The original env vars remain set. Here's the complete list (pertaining to Oauth). Probably I should rename the WP ones now that I understand them better...

Owner-only (for the bot): Consumer Token Consumer Secret Access Token Access Secret PHP_OAUTH_ACCESS_SECRET
PHP_OAUTH_ACCESS_TOKEN PHP_OAUTH_CONSUMER_SECRET
PHP_OAUTH_CONSUMER_TOKEN

General (for the users): - new tokens with WP Consumer Token Consumer Secret PHP_WP_OAUTH_CONSUMER
PHP_WP_OAUTH_SECRET

GlazerMann commented 5 years ago

@ms609 I think I have them all fixed, but this code errors on wikipedia:

if (!getenv('PHP_WP_OAUTH_CONSUMER') || !getenv('PHP_WP_OAUTH_SECRET')) { echo("Citation Bot's authorization tokens not configured"); exit(1); }

davidbarratt commented 5 years ago

The only two consumers I see on production are: eab49cdb931e67a287f7a432fa185c96 and 7daa1b8fcc04fb584da0a76baf115f5c

eab49cdb931e67a287f7a432fa185c96 will not work for the bot account (it is not owner-only) and it will not work for users (it has the wrong callback url prefix).

7daa1b8fcc04fb584da0a76baf115f5c will work for the users, but not for the bot account.

It looks like you need an owner-only consumer created for the bot account (it must be created from the bot's user account).

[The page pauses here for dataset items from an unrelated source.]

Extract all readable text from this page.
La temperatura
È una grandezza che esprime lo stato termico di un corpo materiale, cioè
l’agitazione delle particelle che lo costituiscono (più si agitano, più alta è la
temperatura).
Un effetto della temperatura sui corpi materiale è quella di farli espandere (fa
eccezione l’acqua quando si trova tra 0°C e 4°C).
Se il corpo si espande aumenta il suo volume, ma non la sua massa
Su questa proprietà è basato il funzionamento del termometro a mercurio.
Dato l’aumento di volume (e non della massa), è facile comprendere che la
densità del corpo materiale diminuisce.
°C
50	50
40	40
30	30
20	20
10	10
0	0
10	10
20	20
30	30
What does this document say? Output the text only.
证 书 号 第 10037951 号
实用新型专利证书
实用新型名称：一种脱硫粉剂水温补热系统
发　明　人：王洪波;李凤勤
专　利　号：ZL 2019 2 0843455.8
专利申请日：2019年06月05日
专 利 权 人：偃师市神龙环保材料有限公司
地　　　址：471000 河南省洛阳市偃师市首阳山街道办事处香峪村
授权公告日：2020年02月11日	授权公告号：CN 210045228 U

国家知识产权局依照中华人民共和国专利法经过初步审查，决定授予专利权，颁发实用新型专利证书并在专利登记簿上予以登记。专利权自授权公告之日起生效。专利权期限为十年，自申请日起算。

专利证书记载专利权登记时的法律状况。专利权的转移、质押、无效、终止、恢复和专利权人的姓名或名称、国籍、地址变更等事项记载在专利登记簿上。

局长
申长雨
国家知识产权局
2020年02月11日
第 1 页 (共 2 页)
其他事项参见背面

If you happen to have the old credentials, I believe those should work, but I didn't see them on prod or dev. It's fine to create a new one. :)

GlazerMann commented 5 years ago

@davidbarratt — do the getenv in the code look right now? Ignoring what the tokens are actually set to.

ms609 commented 5 years ago

When I log in as Citation_bot, I see that the eab49cdb931e67a287f7a432fa185c96 consumer listed as owner-only and as such has no callback URL. This is the key that we have been using to edit with the bot account, with no issues in the past.

GlazerMann commented 5 years ago

right now the code says: in authenticate.php: new Consumer(getenv('PHP_WP_OAUTH_CONSUMER'), getenv('PHP_WP_OAUTH_SECRET')) and in authenticate_user(): new Consumer(getenv('PHP_WP_OAUTH_CONSUMER'), getenv('PHP_WP_OAUTH_SECRET')) And for bot edit tokens: new Consumer(getenv('PHP_OAUTH_CONSUMER_TOKEN'), getenv('PHP_OAUTH_CONSUMER_SECRET')) new Token(getenv('PHP_OAUTH_ACCESS_TOKEN'), getenv('PHP_OAUTH_ACCESS_SECRET'))

davidbarratt commented 5 years ago

When I log in as Citation_bot, I see that the eab49cdb931e67a287f7a432fa185c96 consumer listed as owner-only and as such has no callback URL. This is the key that we have been using to edit with the bot account, with no issues in the past.

OOOO! ok, I see it in the log at the bottom of the page: https://meta.wikimedia.org/wiki/Special:OAuthListConsumers/view/eab49cdb931e67a287f7a432fa185c96

davidbarratt commented 5 years ago

I updated the env vars on production and it mostly works: https://en.wikipedia.org/w/index.php?title=Orlando,_Florida&diff=prev&oldid=903262163

I don't see anything that is checking the user's block (on a per-page basis). There is a risk with the way this is that someone can invoke the bot on a page they don't have permission to edit. If that's ok, then great! if not, then it should be updated to prevent that. :)

kaldari commented 5 years ago

Looks like the signature in the edit summary is broken though.

At some point the bot should be updated to check for blocks, but this is at least a big improvement on the status quo.